Multiple coaches were mic’d up for drills. A player who hasn’t spoken to local media in months was on set. Analysts gushed at various improvements from a year ago.
The Big Ten Network made its annual bus tour stop in Lincoln on Monday, and the reactions were almost unanimously positive. The hourlong special aired later in the evening while network broadcasters explored how and why the Huskers appear far different from the 4-8 team of last year.
Among the highlights from the feature:
» Offensive line coach Greg Austin and offensive coordinator Troy Walters both wore microphones during various exercises. Austin’s was a zone-blocking drill — if an O-lineman took a step to his right and didn’t have a defensive lineman to block, he had to quickly find a linebacker at the next level. Walters worked with receivers on when to adjust routes within a play.
» Receiver JD Spielman joined quarterback Adrian Martinez on the BTN set inside Memorial Stadium for a segment discussing the offense and defense. Spielman — who generally declines to speak with media members — said his favorite part about the up-tempo offense has been its ability to create mismatches and confusion for defenders.

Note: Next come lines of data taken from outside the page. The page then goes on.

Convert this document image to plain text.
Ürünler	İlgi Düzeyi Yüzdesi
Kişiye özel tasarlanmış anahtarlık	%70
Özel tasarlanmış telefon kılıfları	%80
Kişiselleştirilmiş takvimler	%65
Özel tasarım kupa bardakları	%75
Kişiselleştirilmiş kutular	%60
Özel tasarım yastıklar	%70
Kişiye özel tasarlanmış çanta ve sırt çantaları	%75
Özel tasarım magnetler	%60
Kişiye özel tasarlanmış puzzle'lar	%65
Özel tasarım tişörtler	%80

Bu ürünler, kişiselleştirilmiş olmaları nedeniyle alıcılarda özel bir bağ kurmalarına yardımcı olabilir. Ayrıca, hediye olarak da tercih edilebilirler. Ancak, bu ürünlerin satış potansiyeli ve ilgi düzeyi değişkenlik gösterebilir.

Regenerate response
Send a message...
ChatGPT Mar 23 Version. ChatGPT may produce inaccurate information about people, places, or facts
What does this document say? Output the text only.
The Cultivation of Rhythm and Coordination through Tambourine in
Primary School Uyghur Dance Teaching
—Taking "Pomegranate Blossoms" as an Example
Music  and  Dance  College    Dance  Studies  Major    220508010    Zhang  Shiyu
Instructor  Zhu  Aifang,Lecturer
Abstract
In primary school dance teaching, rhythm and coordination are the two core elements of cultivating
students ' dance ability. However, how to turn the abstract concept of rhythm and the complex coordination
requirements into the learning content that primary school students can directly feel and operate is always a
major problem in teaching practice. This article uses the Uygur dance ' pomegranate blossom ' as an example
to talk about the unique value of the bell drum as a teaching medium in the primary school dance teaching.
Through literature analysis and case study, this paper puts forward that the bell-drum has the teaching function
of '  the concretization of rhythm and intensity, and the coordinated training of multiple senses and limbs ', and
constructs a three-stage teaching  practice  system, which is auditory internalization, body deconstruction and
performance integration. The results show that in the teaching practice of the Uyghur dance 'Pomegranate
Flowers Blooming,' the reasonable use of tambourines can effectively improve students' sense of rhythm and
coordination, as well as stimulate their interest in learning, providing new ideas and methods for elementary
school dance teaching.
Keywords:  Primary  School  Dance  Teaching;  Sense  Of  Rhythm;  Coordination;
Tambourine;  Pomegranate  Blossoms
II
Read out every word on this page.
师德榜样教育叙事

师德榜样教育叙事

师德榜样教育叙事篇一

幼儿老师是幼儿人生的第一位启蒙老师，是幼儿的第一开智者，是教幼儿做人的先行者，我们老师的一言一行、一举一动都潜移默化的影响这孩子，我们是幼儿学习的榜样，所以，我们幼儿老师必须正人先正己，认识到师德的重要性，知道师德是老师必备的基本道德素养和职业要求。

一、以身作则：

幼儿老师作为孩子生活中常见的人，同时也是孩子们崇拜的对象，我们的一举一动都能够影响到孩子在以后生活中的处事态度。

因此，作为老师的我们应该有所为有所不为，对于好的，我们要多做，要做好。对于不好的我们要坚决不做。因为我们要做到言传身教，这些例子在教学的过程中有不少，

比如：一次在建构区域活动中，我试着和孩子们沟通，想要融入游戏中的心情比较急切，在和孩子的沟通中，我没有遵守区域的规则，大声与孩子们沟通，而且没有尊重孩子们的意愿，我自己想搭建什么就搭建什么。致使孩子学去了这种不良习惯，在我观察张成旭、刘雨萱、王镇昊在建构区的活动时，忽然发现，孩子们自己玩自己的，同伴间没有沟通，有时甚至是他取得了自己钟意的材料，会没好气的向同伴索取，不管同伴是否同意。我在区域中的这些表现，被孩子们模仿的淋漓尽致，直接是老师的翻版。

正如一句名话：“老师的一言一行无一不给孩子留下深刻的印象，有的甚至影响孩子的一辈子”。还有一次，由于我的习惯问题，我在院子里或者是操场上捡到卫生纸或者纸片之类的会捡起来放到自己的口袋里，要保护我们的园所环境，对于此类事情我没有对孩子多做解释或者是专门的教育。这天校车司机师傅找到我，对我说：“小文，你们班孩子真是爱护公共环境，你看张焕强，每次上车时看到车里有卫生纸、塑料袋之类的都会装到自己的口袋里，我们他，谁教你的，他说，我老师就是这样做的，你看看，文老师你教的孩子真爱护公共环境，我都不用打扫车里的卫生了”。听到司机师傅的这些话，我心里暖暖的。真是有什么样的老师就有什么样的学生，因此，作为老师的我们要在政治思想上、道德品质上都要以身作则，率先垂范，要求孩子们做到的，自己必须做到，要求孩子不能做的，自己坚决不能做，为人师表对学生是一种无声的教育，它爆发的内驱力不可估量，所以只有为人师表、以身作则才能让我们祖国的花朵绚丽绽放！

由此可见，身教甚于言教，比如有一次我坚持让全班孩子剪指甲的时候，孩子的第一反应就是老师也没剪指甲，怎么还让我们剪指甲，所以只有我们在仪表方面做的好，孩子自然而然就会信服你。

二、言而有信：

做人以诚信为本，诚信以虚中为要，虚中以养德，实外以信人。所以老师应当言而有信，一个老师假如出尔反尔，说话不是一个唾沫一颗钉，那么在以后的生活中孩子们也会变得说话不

Martinez said the offense is making the defense better, too: “If they can line up against us, I think they can line up against anyone.”
» Coach Scott Frost also participated in an on-set interview, fielding questions about strength coach Zach Duval and the quality of the Big Ten, among other topics. Asked about the expectations of a Top 25 ranking, he said he thinks the high standards will be good for the team and not a distraction.
Said Frost: “I think expectations have been way too low in Lincoln for way too long.”
Frost also said the Huskers ran their last round of installations over the weekend. The team’s familiarity on offense will allow it to do more “on the fly” this season, whereas it had to generally stick to a script a year ago.
» BTN host Dave Revsine and analysts Gerry DiNardo and Howard Griffith all praised the progress of the Huskers compared to their visit a year ago. DiNardo was most impressed with NU’s depth at quarterback and the overall physical change. Griffith said the way coaches communicate with players — no yelling or cursing — stands out. Revsine pointed to beefed-up linemen and impact transfers.
DiNardo, who said at Big Ten media days he thought the lofty projections for NU made it overrated, has reconsidered after his Monday visit.
“My opinion has totally changed,” DiNardo said. “They’re further along than I anticipated.”